— Привет, Туз, — застенчиво говорит она.
— Если ты продолжишь так на меня смотреть, куколка, я могу получить обморожение.
Еще одна улыбка.
— Разве ты не в курсе, что дьявол играет с огнем, а не со льдом?
— Что ты здесь делаешь? — спрашиваю я ее снова.
— Просто пришла повидаться с Мак.
Это похоже на ложь, но почти все, что говорит женщина, - ложь.
— Ну, теперь ты здесь, так что проходи и выпей со мной.
— На самом деле это не мое, — говорит она.
— Тогда в чем твоя фишка?
— Ты смотрелся очень мило, — Скарлетт отводит взгляд. — С ребенком. Ты хорошо с ними обращаешься.

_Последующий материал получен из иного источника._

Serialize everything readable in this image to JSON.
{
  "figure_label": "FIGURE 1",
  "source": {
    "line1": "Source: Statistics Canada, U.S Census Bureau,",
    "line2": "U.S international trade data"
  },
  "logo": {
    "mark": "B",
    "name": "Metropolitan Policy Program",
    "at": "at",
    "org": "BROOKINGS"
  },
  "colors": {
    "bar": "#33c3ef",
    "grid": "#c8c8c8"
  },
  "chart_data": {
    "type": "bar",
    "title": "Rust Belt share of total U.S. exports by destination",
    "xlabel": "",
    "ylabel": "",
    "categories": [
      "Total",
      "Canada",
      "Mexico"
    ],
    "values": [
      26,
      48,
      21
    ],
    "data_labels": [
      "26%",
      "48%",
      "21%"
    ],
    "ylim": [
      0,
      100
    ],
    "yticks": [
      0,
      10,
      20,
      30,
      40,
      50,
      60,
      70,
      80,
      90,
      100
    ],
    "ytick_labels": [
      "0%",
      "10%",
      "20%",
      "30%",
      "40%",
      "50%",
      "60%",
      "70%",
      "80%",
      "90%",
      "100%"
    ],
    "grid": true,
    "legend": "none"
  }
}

Когда-нибудь тебе стоит обзавестись парочкой собственных деток.
— Я собираюсь, — говорю я ей. — Что думаешь насчет трех?
Скарлетт в ужасе от этой идеи, а я смеюсь. Не часто мне удается вывести из себя эту цыпочку, но дети - это то, что нужно. Она их боится, и я не могу понять почему.
Ее неуверенность длится недолго. Скарлетт никогда не позволяет ни одному мужчине взять верх. Она использует лучшее оружие, имеющееся в ее распоряжении, чтобы вывести меня из равновесия, медленно приближаясь, проводя одной рукой по моему бицепсу и вниз, чтобы поиграть с моими пальцами.
— Я всегда хотела сделать это в темном переулке, — шепчет Скарлетт, и ее голос, словно приторный мед.
— Прости, милая, — мой собственный голос звучит слишком грубо. — Сначала мне нужно отвезти тебя обратно к себе. Потому что, как только я доберусь до тебя, я не захочу останавливаться.
— Никто и не говорит тебе делать это.
Скарлетт улыбается, но все это гребаная ложь.
Я хотел, чтобы в ее глазах было искреннее желание, но единственное, что там есть, - это разрушение. И я не стану еще одной из ее игрушек.
— Скарлетт? — шепчу я на ухо девушке, наклоняясь и ощупывая ее аппетитную задницу.
— Да? — бормочет она.
— Тебе пора домой.
ГЛАВА ПЯТАЯ
Скарлетт
Один. Два. Три. Четыре. Я объявляю вам кровавую войну.
Мне нужно протереть глаза отбеливателем.
Теперь все сливается воедино. Одно гигантское море цвета и размытых лиц. Голоса и обрывки разговоров. На бирже NASDAQ[3]. Безжалостно шикарные рестораны и правда ли, что увлечение сыроедением закончилось? Проблемы с няней, проблемы с женой, продажа обуви, занятия йогой и…
Господи, была причина, по которой я оставила все это позади.
Я ничего не понимаю.
Дюк должен был быть здесь, среди всех этих лиц, болтать о делах с большой толстой сигарой во рту. Но я его не вижу, Дюк опаздывает уже больше чем на час; у меня голова раскалывается, когда я изо дня в день слушаю эту херню.
Я хочу уйти. Пойти домой и делать то, что делают нормальные люди. Влезть в пижаму, почитать хорошую книгу и посмотреть что-нибудь из трендов в Twitter, а затем отправить одну из моих собственных уникальных мыслей о том же, о чем все остальные уже говорят.
Потому что такова поп-культура.
Рядом со мной в баре сидит женщина, и она произносит отвратительную обличительную речь, которая отдает чувством собственной важности, в адрес того, кто, как я могу только предположить, является ее кавалером.
Она заявила ему, что говорит на шести языках.
И она путешествовала по миру, и это такая романтическая идея, и она хочет, чтобы все знали об этом, когда рассказывает ему о странах, в которых «чувствуешь себя как дома».
И очевидно, что женщина действительно погружена в пучину собственных мыслей и слов. А любовная интрига, которой она поддалась... это любовь к самой себе.
Я не могу больше выносить этого.
Но когда я собираюсь сделать шаг на свободу, меня поражает присутствие мужчины напротив бара. В тени, скрытый в тусклом, романтическом свете, за который люди выкладывают небольшие состояния.
Его взгляд устремлен на меня, и в нем есть что-то знакомое, даже в темноте. Дрожь пробегает по позвоночнику, и я потираю руки, уверенная, что это не что иное, как холод.
Инстинкты подсказывают мне, что нужно уходить.
Только я не могу. Потому что я действую на саморазрушение. Мышь, которая жаждет сыра, припасенного в мышеловке, и что-то кажется неправильным, но при этом она все равно движется к нему.
Это все так хорошо отрепетировано, то, как он выходит из тени на свет. Он явно готовился к этому торжественному выходу некоторое время. Делает это хорошо. Идеально. И это ужасает, именно так, как он задумал.